Charles知道嘲笑年轻人是件蠢事,但他实在忍不住。

“Oscar,你也没告诉我你不会弹啊?”Charles又得意地眯起了眼睛,语气十分轻柔又不怀好意,似乎赢了一场本不存在的竞技。

Oscar倒是不显得尴尬,表情更像是无奈或想笑,双手一摊,那双棕色的秀气的眼睛像鹿或其它大型食草动物,温顺而诚挚。他认真地说道:“或许你可以教我,爸爸。”他似乎真的在祈求,像Charles见过的许许多多的信徒的眼睛,但又毫无担忧被拒之门外的惶恐。等等,他叫了什么,是“神父”还是“父亲”?在做出思考前Charles已经坐到Oscar身边,狭窄的钢琴凳令两人无法分离。Charles闻到了Oscar身上稻谷样的香味,他想起那是被他铺到Oscar床上的晒干的稻草,而Oscar每天晚上像一只安静的羔羊一样蜷缩在上面,当Charles悄悄走进也毫无察觉,这时Charles会偷偷吻Oscar的额头。

“Charles?你还在吗?”Oscar问。

“哦,好的,我有点走神。”他又发出了那种不好意思的哼笑。

Oscar最后举手投降,承认自己没有音乐天赋。但Oscar自此竟更亲近Charles,甚至一次雷雨夜,他身披白色睡衣出现在Charles的门口,在撕裂深黑色夜空的闪电下如同鬼魂,但Charles睡得神志不清,就算是真的鬼也无法令他清醒。他抬起手,被单露出一个缺口,Oscar从善如流地钻进去,Charles便毫无自觉地将手臂搭在Oscar的肩上,发出支支吾吾的梦呓,手不自觉地抚摸着Oscar微微卷曲的金发。Oscar没有回应,他直直地躺在Charles身旁,眼睛转过去盯着他名义上养父的沉眠而无防备的面庞,很快也闭上了眼睛。次日Charles醒来吓了一跳,但当他去到Oscar房间时,才发现那扇在暴雨中永远离去了的窗,而Oscar的床铺也被吹进的雨水彻底地洗礼了,于是之后的几日Oscar都住在Charles的房间。

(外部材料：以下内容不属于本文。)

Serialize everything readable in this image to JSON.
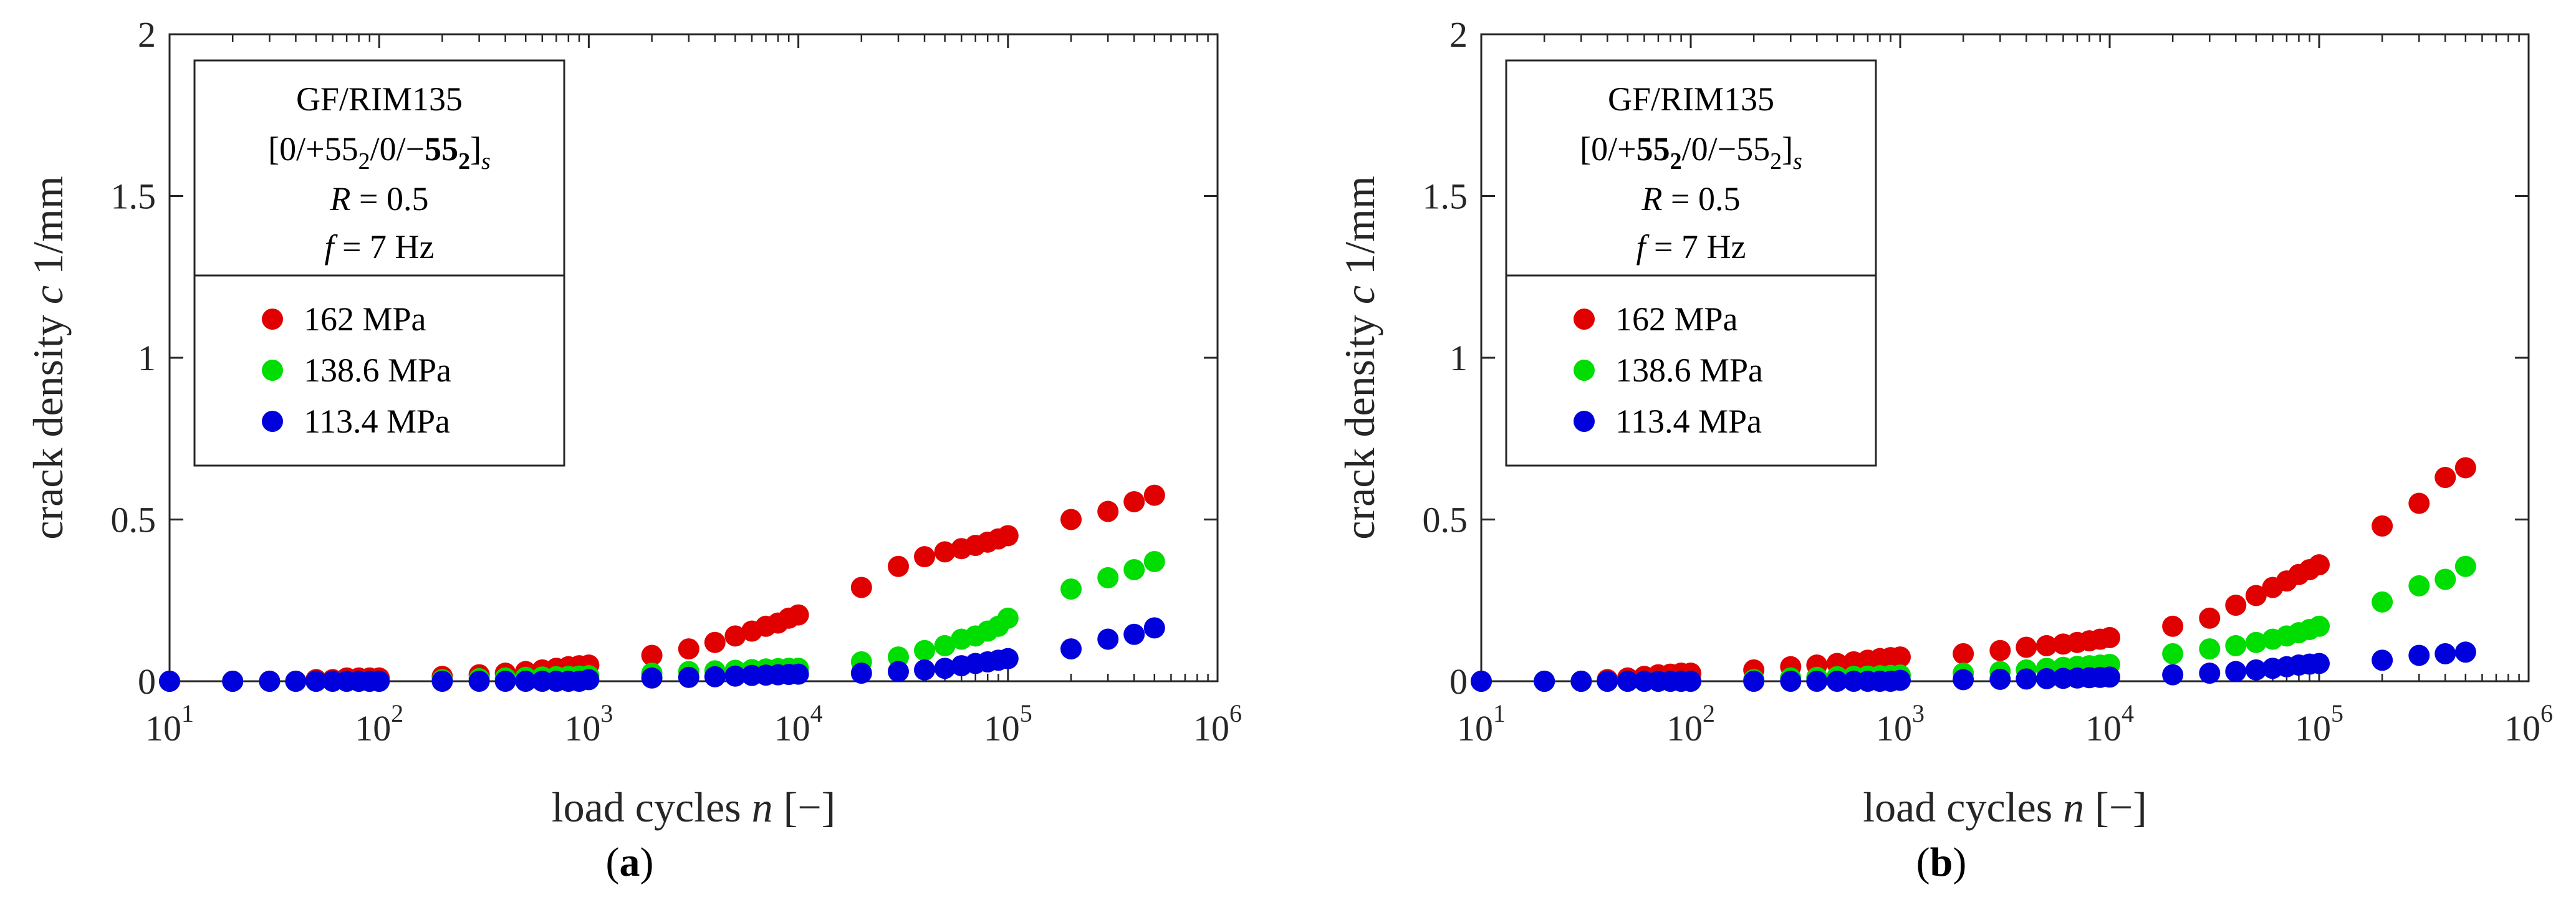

似乎一切走上了家庭生活的正轨,但在秋天,Oscar走入地窖,储存刚采摘的南瓜,出来时却带着一把剑,剑柄上的字迹被尘土和岁月磨得如同从未存在,但那剑刃却不曾沾染半点锈痕,锋利,明亮,在阳光下映出Charles惊诧的绿眼睛。那把剑代表着Charles的过去,他本该将一切埋藏在坟墓中。